A desculpa do Carrefour de que o crime foi praticado por uma terceirizada não a exime. Toda empresa faz exigências na contratação de seus fornecedores e é responsável por eles já que a atuação se dá no ambiente de trabalho. Até por uma preocupação reputacional as empresas teriam que impor código de conduta às empresas fornecedoras. O que se viu naquela cena revoltante foi um conluio entre o supermercado e a firma terceirizada para o uso da violência contra um cliente. Nada há que diminua a culpa do Carrefour e tudo isso coloca em dúvida os critérios dos indicadores de responsabilidade corporativa. Existem para informar ou para enganar?

Quanto à dupla Bolsonaro e Mourão, ninguém ficou surpreso com essa reação, porque essa é a estratégia mais usada para a perpetuação do racismo. No governo militar chegou-se ao absurdo da eliminação da pergunta cor e raça no questionário do Censo de 1970, deixando uma cicatriz nas estatísticas. A invisibilidade do problema que atravessa a sociedade brasileira é a forma de dar sobrevida a ele.

As declarações de Bolsonaro e Mourão, mesmo previsíveis, não deixam de ser revoltantes. Elas agridem os negros e ofendem a realidade. Os pretos e pardos brasileiros têm os piores indicadores sociais, enfrentam as barreiras do preconceito onde quer que tentam entrar, são atacados por injúrias raciais que vão minando a autoconfiança e são os alvos mais frequentes da violência policial. Segundo os dados do último Atlas da Violência, um jovem negro tem 2,7 vezes mais risco de morrer vítima da violência do que um jovem branco. Antes de ser eleito, Bolsonaro referiu-se a moradores de quilombo usando uma medida de peso que se usa com animais e afirmou que nem para “reprodutor” eles serviam. Já Mourão disse que o brasileiro tem a indolência do indígena e a malandragem do negro. Mais racistas não poderiam ter sido.

São tantos, tão diários, tão frequentes e visíveis os atos de discriminação a que pretos e pardos estão expostos no Brasil que o presidente e o vice-presidente só conseguiram demonstrar que o governo vive divorciado do país. Governam de costas e agarrados a velhas desculpas esfarrapadas.

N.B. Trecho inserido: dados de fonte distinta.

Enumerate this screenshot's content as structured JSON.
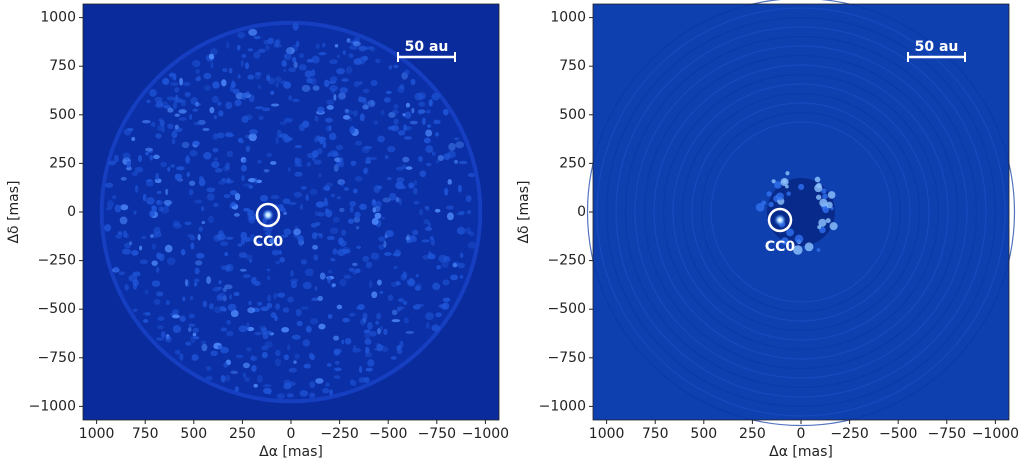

O racismo tem uma coleção de sofismas para continuar existindo no Brasil e fazendo seu trabalho de dividir os brasileiros pela cor da pele dando mais oportunidades aos brancos e mais riscos aos pretos. Um desses é que o Brasil é miscigenado e por isso não tem discriminação. É mesmo, o que torna ainda mais absurdo o preconceito. Outro é de que nos Estados Unidos houve segregação e aqui não. O Brasil criou um conjunto tão grande de barreiras que segregou os negros mesmo sem ter uma lei.

Não entender o racismo brasileiro é não entender o Brasil, é aliar-se ao que houve de pior na nossa história para que as desigualdades permaneçam. Há muito tempo tenho exposto neste espaço a minha profunda convicção de que lutar contra o racismo é tarefa de cada um de nós, brancos e negros. É uma luta em favor do Brasil e que tornará o país economicamente mais próspero, e com uma democracia mais sólida.

Não entender o racismo é não entender o Brasil, é aliar-se ao que houve de pior na nossa história para que desigualdades permaneçam.